Allowed domains stops random sites from embedding your widget, but a determined visitor on your own site can still open devtools and swap out the email, segments, filters — anything you set client-side. For most cases that's fine. If it's not, switch Settings › Project › Security to Signed identity.

In this mode UserRelay refuses to render the widget at all unless the request carries a valid HMAC signature — and the signature covers the entire payload of user info and filters, so any tampering breaks it.

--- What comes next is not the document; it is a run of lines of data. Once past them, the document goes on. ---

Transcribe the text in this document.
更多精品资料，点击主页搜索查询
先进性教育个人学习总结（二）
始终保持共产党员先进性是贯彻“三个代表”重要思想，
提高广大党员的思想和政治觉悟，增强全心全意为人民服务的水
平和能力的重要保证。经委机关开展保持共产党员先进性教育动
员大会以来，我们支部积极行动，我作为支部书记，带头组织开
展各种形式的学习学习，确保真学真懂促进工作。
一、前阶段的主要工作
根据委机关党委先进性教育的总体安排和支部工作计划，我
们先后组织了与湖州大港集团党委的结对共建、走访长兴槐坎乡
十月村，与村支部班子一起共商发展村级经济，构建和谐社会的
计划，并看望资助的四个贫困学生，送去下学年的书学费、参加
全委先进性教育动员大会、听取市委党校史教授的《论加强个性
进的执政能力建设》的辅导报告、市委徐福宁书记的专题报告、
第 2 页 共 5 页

On your server, build the same object you'd otherwise put in user_relay_config (minus the project key). Base64-encode the JSON, then append a dot and the HMAC of that base64 string — signed with your Widget secret. The result is one self-contained token:

// PHP
$encoded = base64_encode(json_encode([
    'user' => [
        'name'     => $user->name,
        'email'    => $user->email,
        'segments' => 'engineering,beta',
    ],
    'segments'   => 'engineering,beta',
    'categories' => 'NEW,FIX',
]));
$payload = $encoded . '.' . hash_hmac('sha256', $encoded, env('USER_RELAY_SECRET'));
// Node.js
const crypto = require('crypto');
const encoded = Buffer.from(JSON.stringify({
    user: {
        name:     user.name,
        email:    user.email,
        segments: 'engineering,beta',
    },
    segments:   'engineering,beta',
    categories: 'NEW,FIX',
})).toString('base64');
const payload = encoded + '.' + crypto
    .createHmac('sha256', process.env.USER_RELAY_SECRET)
    .update(encoded)
    .digest('hex');
# Ruby
require 'base64'
require 'json'
require 'openssl'

encoded = Base64.strict_encode64({
    user: {
        name:     user.name,
        email:    user.email,
        segments: 'engineering,beta',
    },
    segments:   'engineering,beta',
    categories: 'NEW,FIX',
}.to_json)
payload = "#{encoded}.#{OpenSSL::HMAC.hexdigest('SHA256', ENV['USER_RELAY_SECRET'], encoded)}"
# Python
import base64, hmac, hashlib, json, os

encoded = base64.b64encode(json.dumps({
    'user': {
        'name':     user.name,
        'email':    user.email,
        'segments': 'engineering,beta',
    },
    'segments':   'engineering,beta',
    'categories': 'NEW,FIX',
}).encode()).decode()
signature = hmac.new(
    os.environ['USER_RELAY_SECRET'].encode(),
    encoded.encode(),
    hashlib.sha256,
).hexdigest()
payload = f"{encoded}.{signature}"

Then ship just the token to the browser. The signed payload replaces every config field client-side — nothing in it can be tampered with without breaking the signature:

var user_relay_config = {
    project_key: "your-project-key",
    payload:     "<the signed token you computed>",
};

Anonymous visitors (anyone without a valid payload) will not see the widget at all. If you want both anonymous and signed visitors, stay on Allowed domains mode instead.